酒井 晶代(創造表現学部創造表現学科 教授)

 喉が渇いたときやお腹がすいたとき、赤ちゃんは泣き声や身振りで自分の意思を伝えようとします。言葉を修得するよりずっと前、生まれた瞬間から、私たちは声やからだを使って絶えず周囲に働きかけてきました。そして言葉を覚えはじめると、今度は手持ちの語彙をさまざまに駆使しながら話そう、伝えようとしたはずです。相手に向かって懸命に言葉を届けようとした幼い日の試行錯誤やもどかしさ、あるいは届いた瞬間の大きなよろこび、その積み重ねの延長上に今の私たちはあります。

 「日本語表現T1」をはじめとする日本語表現科目もまた、実践を通して伝えることの面白さや難しさを経験する場です。複雑な問題に対して自らの意見を順序だてて説明したり、複数の意見を比較しながら自分の考えを鍛えたり、また時にはビジネスの場のような特定の状況に即して、あるいは創作のように未知の受け手に向けて書くための言葉を探したりと、学修の内容は大学生にふさわしい複雑で高度なものになりますが、子どもの頃の伝えたい、届けたいという原点に立ち返って、わくわくした気持ちで言葉や表現と向き合ってほしいと思います。そして、できればそこからさらに一歩進めて、言葉が万能でないことを経験したり、言葉が持つ(持ってしまう)力について考えたりする機会にもなればと願っています。

高大連携教育主任

大野 清幸(交流文化学部交流文化学科 教授)

 本学と高大連携推進協定を結んでいる高大連携提携校は、高校7校です。高大連携運営委員会に所属している本学職員と各学部教員が、本学における高大連携教育を担当しています。

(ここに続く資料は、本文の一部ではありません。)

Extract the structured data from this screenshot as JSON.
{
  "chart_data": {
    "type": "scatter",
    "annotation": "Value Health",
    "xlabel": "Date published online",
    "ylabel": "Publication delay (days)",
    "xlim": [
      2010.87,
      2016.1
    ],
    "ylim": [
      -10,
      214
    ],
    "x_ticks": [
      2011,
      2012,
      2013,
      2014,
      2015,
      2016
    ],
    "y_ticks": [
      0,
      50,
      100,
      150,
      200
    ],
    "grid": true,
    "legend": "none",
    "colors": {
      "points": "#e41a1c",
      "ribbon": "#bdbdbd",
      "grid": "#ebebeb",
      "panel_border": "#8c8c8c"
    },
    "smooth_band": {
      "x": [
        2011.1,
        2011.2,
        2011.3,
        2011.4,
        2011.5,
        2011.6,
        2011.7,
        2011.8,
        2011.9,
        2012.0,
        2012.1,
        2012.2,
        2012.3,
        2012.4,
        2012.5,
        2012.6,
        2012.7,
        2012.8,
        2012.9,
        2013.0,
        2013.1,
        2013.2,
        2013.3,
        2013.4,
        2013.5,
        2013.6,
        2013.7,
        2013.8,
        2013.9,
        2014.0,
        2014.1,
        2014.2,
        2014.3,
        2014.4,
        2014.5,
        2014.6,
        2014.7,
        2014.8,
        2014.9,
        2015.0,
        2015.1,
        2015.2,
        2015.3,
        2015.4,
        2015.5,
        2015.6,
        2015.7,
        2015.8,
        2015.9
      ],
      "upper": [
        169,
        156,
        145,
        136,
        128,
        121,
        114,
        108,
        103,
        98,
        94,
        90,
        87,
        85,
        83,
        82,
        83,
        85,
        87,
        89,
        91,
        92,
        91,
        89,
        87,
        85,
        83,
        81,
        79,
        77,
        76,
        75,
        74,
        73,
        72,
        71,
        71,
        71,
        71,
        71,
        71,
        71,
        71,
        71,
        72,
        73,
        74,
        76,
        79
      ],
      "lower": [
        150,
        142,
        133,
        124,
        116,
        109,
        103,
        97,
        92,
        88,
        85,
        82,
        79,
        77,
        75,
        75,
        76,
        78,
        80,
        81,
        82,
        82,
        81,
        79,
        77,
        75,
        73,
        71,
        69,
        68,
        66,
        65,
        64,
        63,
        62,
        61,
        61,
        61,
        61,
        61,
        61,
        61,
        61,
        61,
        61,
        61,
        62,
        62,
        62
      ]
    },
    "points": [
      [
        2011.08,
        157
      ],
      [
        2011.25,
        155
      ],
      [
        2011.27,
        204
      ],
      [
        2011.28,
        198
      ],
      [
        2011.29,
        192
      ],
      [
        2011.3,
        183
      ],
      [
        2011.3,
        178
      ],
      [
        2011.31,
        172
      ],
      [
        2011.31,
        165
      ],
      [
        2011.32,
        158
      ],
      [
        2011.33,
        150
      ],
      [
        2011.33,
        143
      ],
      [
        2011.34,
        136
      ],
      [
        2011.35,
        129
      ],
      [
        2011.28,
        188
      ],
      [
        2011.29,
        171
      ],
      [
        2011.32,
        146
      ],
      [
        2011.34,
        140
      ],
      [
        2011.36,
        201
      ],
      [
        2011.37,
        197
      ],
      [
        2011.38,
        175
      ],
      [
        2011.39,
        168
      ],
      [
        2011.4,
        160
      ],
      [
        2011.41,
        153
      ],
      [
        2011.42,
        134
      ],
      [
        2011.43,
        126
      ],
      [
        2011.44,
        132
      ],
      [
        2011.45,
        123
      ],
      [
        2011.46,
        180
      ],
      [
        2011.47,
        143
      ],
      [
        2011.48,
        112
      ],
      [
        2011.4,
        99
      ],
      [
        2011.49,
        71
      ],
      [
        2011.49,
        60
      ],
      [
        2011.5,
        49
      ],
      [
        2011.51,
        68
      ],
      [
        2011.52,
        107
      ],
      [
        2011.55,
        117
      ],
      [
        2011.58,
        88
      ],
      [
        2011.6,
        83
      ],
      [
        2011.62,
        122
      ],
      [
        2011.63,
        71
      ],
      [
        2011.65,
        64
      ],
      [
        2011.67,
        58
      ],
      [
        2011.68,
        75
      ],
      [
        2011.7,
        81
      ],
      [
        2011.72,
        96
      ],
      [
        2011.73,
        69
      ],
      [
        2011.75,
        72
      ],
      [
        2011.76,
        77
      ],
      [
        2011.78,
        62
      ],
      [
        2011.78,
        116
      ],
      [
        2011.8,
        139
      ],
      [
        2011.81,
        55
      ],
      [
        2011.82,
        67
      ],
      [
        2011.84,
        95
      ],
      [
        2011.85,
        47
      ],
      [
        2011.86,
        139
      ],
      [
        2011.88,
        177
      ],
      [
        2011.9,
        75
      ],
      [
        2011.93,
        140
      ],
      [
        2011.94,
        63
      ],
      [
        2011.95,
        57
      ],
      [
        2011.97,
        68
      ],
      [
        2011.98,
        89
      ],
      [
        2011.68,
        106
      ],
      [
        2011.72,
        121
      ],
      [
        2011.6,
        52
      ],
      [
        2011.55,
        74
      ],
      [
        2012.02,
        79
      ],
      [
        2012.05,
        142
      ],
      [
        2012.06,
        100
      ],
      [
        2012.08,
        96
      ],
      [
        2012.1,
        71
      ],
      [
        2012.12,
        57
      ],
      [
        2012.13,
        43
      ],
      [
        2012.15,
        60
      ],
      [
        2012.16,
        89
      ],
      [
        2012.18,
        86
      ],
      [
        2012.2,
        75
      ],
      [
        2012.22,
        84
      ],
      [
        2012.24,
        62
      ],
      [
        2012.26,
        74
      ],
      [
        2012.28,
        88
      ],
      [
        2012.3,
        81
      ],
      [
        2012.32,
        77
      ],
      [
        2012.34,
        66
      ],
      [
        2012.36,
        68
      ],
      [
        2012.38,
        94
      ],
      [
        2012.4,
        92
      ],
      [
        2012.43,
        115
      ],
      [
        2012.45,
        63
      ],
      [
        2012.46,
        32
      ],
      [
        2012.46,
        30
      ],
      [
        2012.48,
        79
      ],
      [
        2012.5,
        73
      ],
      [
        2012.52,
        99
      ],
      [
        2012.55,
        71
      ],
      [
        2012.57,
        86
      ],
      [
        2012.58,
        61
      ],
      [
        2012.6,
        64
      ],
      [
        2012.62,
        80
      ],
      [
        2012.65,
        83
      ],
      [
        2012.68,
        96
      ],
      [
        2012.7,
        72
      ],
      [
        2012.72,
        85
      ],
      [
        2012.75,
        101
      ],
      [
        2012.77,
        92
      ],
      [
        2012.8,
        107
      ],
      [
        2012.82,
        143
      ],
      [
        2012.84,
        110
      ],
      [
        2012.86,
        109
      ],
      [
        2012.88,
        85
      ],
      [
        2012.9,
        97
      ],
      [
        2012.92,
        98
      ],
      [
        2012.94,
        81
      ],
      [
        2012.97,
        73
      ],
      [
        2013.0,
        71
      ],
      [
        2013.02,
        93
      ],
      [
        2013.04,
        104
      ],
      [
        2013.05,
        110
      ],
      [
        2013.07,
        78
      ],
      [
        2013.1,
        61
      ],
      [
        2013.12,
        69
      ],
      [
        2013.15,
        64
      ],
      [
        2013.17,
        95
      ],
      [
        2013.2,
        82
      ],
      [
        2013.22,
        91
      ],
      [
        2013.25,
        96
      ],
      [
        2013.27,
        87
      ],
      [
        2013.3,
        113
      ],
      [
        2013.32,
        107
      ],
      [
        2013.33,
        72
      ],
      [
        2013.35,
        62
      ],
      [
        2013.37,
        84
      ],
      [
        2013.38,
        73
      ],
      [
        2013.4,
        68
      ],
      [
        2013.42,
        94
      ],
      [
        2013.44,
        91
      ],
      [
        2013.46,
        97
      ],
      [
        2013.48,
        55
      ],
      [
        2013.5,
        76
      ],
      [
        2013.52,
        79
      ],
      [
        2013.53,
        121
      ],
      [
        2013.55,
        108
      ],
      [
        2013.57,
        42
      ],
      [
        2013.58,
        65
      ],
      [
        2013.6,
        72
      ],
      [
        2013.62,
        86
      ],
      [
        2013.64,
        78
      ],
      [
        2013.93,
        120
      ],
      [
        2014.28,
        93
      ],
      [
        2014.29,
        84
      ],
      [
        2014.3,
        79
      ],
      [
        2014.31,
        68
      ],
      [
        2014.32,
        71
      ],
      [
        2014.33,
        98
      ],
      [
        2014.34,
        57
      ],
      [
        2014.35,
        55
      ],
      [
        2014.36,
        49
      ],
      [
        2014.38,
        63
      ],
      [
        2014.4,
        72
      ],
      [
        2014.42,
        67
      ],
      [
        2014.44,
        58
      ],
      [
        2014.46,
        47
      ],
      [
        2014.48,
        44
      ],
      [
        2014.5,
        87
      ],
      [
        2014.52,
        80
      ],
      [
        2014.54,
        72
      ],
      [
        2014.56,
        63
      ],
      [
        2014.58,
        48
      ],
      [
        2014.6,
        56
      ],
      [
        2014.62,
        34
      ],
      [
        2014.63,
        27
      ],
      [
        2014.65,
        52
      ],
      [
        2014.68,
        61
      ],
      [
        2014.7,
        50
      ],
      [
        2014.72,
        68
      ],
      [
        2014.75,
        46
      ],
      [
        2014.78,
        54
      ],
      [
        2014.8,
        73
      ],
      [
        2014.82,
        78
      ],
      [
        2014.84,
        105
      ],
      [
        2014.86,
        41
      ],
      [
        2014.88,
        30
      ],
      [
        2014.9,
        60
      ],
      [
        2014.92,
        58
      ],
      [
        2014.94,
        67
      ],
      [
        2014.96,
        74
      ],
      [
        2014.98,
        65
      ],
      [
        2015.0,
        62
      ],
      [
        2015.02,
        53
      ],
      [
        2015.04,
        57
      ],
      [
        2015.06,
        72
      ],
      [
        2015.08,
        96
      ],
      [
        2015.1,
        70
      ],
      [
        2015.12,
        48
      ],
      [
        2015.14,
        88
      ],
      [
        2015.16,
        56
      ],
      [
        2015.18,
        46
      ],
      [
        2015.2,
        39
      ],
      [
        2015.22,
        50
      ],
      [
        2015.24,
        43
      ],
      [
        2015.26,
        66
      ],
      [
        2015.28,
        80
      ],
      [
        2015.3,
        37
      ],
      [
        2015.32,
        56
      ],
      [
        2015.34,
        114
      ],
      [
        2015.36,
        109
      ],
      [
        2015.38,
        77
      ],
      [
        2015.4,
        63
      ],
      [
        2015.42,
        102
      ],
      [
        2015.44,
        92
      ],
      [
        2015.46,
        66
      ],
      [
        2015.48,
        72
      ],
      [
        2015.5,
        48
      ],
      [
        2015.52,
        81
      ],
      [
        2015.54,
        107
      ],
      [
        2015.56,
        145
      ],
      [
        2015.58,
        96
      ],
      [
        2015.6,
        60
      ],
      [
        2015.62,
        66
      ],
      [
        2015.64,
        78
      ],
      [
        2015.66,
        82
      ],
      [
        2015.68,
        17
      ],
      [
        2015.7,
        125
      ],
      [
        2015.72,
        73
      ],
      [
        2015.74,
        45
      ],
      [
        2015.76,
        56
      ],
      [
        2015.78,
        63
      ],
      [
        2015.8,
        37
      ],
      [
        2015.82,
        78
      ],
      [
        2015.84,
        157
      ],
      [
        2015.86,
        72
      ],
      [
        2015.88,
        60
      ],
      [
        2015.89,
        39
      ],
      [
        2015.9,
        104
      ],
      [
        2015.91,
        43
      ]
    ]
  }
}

 高大連携運営委員は、例年、春と秋の2回、高大連携提携校を訪問し、進路指導部長や教頭先生と情報交換をしています。毎年2月には、各高校出身の本学在学生と共に、各校を訪問し、学生生活報告会を開催しています。学生生活報告会における本学在学生たちのプレゼンテーションは、母校愛に溢れ、高校生達が大学生活を知る良い機会となっています。3月中旬には、各高校からの入学予定者に対して、2日間の入学前教育を実施しています。高大連携提携校からの入学予定者は、大学入学直前に、大学教育のポイントを学び、同期の参加者と知り合うことができます。

 この入学前教育を筆頭に、上記すべての活動は、高大連携提携校の関係者に好評です。随時、改善を加えながら、今後も上記の活動を継続してまいります。